Traffic had come to a standstill ahead, the driver had been drinking, he never even touched the brakes.

They were both unconscious after the crash. At the hospital I told the police officers what had happened.

She suffered severe head injuries, was taken off life support, and died in hospital 3 days later.

In that split second she most surely saved my life.
But it cost her life.

Another near-drowning story to add.

I was maybe 12 or 13 years old, visiting the ocean at Westport in Washington State with my father and younger brother. (Divorce, weekend visitation, you know the drill.) We were playing on the beach next to the Westport jetty. (A jetty, for those who don’t know, is a line of piled-up rocks that sticks out into the water and protects a harbor area from big waves.
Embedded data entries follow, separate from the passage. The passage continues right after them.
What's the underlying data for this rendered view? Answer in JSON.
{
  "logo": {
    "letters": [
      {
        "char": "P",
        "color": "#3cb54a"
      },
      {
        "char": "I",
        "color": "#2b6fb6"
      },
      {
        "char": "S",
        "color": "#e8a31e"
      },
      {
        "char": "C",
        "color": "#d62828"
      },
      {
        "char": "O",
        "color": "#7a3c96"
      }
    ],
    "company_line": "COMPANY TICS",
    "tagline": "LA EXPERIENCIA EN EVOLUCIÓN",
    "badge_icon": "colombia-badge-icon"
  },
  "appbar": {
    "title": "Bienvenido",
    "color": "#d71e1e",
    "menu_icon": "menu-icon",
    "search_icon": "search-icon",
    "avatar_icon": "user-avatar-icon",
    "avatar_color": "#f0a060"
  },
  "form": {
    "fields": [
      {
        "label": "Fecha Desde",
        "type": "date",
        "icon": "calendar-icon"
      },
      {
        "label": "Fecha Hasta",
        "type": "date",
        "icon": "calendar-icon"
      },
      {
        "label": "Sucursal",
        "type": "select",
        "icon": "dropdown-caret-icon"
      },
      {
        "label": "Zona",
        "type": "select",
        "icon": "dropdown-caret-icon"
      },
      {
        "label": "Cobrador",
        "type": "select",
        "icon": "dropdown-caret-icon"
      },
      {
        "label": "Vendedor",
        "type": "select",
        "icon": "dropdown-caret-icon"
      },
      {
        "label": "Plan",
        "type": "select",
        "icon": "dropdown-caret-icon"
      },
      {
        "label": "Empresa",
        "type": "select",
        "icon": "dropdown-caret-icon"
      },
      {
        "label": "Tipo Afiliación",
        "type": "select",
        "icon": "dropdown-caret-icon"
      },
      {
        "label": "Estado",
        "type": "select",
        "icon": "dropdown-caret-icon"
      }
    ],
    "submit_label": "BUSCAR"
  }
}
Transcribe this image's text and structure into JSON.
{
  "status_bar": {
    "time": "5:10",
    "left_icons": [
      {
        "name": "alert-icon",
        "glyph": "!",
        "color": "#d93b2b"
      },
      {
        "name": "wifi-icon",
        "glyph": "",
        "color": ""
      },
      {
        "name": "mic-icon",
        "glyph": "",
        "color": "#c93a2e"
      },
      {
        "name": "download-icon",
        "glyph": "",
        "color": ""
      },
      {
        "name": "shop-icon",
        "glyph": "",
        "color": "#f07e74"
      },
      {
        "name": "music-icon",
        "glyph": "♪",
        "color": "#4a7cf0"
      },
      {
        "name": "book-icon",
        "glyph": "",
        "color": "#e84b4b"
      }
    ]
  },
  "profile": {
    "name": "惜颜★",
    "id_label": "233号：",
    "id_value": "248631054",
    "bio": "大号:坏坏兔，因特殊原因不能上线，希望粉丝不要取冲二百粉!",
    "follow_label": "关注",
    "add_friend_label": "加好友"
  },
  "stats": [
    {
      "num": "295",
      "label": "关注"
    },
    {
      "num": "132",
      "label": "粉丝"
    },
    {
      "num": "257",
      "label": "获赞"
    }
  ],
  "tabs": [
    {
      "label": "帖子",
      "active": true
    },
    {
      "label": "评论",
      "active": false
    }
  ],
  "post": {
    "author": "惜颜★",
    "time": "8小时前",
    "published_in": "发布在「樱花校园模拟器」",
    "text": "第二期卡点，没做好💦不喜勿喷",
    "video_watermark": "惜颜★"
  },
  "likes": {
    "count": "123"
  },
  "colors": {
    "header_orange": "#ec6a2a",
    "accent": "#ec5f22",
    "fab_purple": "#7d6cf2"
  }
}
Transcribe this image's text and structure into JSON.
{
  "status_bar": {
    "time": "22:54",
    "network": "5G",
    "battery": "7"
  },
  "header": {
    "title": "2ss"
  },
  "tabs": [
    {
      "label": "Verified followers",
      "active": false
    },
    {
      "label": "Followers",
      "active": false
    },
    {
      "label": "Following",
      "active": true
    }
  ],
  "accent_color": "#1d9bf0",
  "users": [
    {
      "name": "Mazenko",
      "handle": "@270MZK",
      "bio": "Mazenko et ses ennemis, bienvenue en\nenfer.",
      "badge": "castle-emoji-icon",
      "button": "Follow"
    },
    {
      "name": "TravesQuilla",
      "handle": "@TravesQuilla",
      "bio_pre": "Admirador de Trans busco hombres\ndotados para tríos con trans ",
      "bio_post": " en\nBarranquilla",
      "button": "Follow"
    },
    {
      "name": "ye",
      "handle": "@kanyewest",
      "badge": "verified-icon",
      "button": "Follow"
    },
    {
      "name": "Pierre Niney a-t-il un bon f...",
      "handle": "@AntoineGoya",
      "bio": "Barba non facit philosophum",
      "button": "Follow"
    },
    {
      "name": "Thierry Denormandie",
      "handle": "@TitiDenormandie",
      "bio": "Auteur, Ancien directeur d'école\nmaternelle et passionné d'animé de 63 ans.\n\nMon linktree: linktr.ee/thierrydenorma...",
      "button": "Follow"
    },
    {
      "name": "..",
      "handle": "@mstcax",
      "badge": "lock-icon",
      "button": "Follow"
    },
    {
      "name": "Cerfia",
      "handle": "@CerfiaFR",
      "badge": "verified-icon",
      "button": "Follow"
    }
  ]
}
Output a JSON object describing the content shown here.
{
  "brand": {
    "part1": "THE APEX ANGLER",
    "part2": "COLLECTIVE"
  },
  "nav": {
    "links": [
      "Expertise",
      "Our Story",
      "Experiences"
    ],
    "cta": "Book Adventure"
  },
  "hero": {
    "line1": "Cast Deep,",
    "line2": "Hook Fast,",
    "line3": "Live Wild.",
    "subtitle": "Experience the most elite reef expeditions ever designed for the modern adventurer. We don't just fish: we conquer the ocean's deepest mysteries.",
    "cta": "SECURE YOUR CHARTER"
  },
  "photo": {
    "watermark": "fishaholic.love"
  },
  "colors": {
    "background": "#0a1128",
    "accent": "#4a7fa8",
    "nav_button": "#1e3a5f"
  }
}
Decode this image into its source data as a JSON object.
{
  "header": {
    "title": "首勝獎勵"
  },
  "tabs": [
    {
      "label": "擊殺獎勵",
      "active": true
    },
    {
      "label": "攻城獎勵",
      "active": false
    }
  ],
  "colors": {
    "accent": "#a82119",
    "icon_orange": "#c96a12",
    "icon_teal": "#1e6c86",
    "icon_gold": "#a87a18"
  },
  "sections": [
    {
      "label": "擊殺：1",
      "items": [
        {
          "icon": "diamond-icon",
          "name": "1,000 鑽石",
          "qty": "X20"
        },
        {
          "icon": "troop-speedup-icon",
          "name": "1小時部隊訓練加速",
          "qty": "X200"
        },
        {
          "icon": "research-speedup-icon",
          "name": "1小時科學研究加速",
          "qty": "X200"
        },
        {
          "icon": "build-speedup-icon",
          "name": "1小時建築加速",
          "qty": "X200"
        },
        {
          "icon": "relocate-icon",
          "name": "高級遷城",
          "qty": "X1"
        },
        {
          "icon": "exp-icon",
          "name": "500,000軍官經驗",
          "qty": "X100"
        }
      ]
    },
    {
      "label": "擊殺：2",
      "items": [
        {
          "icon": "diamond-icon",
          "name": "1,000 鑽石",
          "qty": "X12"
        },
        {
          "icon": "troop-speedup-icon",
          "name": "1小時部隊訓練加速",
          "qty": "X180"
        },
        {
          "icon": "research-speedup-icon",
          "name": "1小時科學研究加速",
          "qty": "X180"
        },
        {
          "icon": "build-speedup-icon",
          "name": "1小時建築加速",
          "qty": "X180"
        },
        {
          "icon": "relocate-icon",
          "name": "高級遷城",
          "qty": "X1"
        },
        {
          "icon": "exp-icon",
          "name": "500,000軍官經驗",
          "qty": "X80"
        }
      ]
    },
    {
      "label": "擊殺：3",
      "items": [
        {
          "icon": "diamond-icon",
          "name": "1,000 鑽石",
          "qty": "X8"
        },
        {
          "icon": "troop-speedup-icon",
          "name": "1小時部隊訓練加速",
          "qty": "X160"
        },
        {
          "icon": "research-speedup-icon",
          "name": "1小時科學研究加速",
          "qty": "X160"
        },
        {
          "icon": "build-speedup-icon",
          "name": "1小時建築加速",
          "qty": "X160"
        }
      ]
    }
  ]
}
The one at Westport is quite large, and sticks quite far out into the water. It’s a popular fishing spot.)

I noticed a large rock next to the jetty, and saw that as the waves crashed in, the water only went about halfway up the rock, swirling around it but not covering it. I thought it would be cool to get up on that rock and watch the big waves crash around me. These are large breakers, by the way, big surfing-style curls.

You can see this coming, of course.

Anyway, I waited for a wave to recede, then splashed out through the wet sand and clambered quickly up onto the rock. I turned around, yelled “Dad!” and started to wave my arm at him.

WHAM

A freak wave came along that was much larger than the others and was at least a couple of feet higher than the top of the rock I was on. I was washed off and the wind was knocked out of me as I slammed to the sand.

The riptide pulled me back, smashing me into the rock I had just fallen from, and yanked me around it, headed out to sea. I can still remember the feel of the sandy grit against my face as every wave pounded me into the bottom, and I remember bouncing backward off the rocks of the jetty. I could barely catch a breath, and I was being badly battered. And what’s more, I was wearing a big heavy coat, which was immediately waterlogged and made it impossible to tread water or even move.

Time stood still. Every time my head cleared the surface and I snagged another gasping breath, I could see I was going further and further from shore. Eventually I wasn’t hitting the sandy bottom any more; I was just slamming against the big basalt rocks and swirling around in the cold, gritty water.

I remember, after a while, I quit fighting. I quite clearly thought, this is it, I’m dead. The waves are too big to swim, my coat’s too restrictive, and every time I try to get control, I bounce off another rock. Bye bye, world.

Maybe three-quarters of the way out the jetty, I was washed up against the side of it. In that split second, I saw a man leaning off the top rock, yelling, “Grab me!” I just stared at him; I was in some kind of shock.

To my great fortune, he was able to snag my coat. The wave receded out from under me, he held his grip, and I crashed into the rock he was on as the water disappeared. He hauled me in and yelled at me: “Are you breathing?”

“Uh huh,” I said. No need for mouth to mouth.

I lay there a bit, cold and numb, until my father finally arrived. Apparently I had been in the water for five minutes and everyone up and down the beach had gathered round for the developing crisis. We stumbled back down the jetty; I vaguely remember taking a hot shower, as somebody who lived right on the beach volunteered their bathroom. Miraculously, I had no injuries beyond bruises and scrapes.

I never found out the name or any other information about the guy who grabbed me, but he was the last one on the jetty; nobody was out further. If he hadn’t been able to hang on, I was gone.

So, yeah, I’ve had my life saved, in a very real, immediate sense.

<shudder>

I owe my life to a doper I have never met.

I had been having a fucked up time, and was seriously considering suicide. I went into #straightdope as something of a last resort.

Someone in there was so, so helpful. They talked to me, and helped me find some websites.

But I have totally forgotten their name. If anyone can help (sorry this is so vague) then I’d be very, very grateful.

Dr Michael Glasscock saved me from a nasty death when he removed my Acoustic Neuromas (brain tumors).